4 comments to A Question Concerning Expansion

  • mayolj16

    I think the difference in strategies comes from the different industries they are in. While selling Land Rover, Aston Martin, and Volvo would represent selling some of the substitutes for the products produced by Ford and Lincoln, for Federal Mogul, buying other companies would represent buying producers of other autoparts that they do not produce, or buy producers of the same parts but in other countries, as it happened in Argentina with the purchase of In.De.Co. H. Minoli.

  • Alexander Dawejko

    I think because of the nature of the two businesses that they are both correct in their moves. Ford needs to focus (no pun intended) on itself; even Lincoln is a ball and chain that if cut Ford would be better off. Fed. Mogul is putting numbers on the board for the first time in years because they are diversifying their portfolio of products. Ford has been doing really well with the recent success of the Focus, the dashing Fusion, and of course the classics F150 and the Mustang. With the new CEO Fed Mogul is moving towards more after market goods which is exactly where the profit is.. and it shows! They profited for the first time in a decade last year! So by doing opposite things with their businesses they are in fact doing the same thing… making profit.

  • Louis Ike

    I somewhat disagree with the comments of my peers above. I accept that the nature of the supplier industry is much different in many aspects from the nature of the OEM business. Nonetheless, I am not sold that the differences arising between the two calls for such an incredibly different growth strategy that one would grow entirely internally and the other solely through M&A’s. Sometimes companies attempt to hide losses or dodge diminishing market shares by acquiring other companies, but this is only temporary and the wary investor can easily look into the financials to find out the truth. It is possible that all of Federal Mogul’s acquisitions provided synergies enhancing the business of both organization, but I am not entirely sold. That said, I do understand the strategy of Ford to look internally for growth seeing the bleak history of success by OEM’s in acquisitions.

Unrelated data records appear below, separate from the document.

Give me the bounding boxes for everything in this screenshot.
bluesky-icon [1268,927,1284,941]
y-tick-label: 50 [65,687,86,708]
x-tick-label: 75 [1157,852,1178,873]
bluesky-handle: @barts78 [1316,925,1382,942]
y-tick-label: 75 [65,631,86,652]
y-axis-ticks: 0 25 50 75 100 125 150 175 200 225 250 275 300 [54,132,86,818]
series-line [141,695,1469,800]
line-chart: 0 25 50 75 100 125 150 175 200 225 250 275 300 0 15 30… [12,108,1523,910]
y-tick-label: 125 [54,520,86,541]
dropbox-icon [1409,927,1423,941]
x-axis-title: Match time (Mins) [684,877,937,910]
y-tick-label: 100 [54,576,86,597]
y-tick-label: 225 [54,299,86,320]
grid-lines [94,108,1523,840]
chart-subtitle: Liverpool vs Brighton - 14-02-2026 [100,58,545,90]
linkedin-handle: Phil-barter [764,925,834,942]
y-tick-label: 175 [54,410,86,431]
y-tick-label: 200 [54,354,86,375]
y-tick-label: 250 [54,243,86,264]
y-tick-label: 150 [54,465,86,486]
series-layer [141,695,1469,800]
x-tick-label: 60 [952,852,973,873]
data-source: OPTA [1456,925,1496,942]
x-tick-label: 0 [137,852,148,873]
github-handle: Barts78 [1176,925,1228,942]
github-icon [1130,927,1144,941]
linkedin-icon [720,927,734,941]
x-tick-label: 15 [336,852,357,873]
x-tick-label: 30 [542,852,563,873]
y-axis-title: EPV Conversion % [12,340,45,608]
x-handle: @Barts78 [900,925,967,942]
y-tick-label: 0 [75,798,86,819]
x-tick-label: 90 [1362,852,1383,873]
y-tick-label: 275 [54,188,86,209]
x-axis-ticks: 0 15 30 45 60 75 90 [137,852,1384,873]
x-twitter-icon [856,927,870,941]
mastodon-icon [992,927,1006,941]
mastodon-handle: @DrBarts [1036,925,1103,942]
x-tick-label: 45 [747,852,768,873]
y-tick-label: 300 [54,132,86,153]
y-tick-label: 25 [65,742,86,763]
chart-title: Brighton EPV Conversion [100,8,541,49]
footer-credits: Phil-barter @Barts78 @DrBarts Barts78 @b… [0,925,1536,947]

  • The pre-bankruptcy M&A surge at Federal-Mogul led to Chapter 11, too hasty. But the underlying set of firms was reasonable, and since then the acquisitions have been quite selective (I’d have to research to find what if anything they’ve sold off). Some of this comes from other firms trying to rebalance after their own M&A boom that left them with product lines that didn’t fit the rest of the company (BERU). There’s a lot of this focused M&A the past couple years.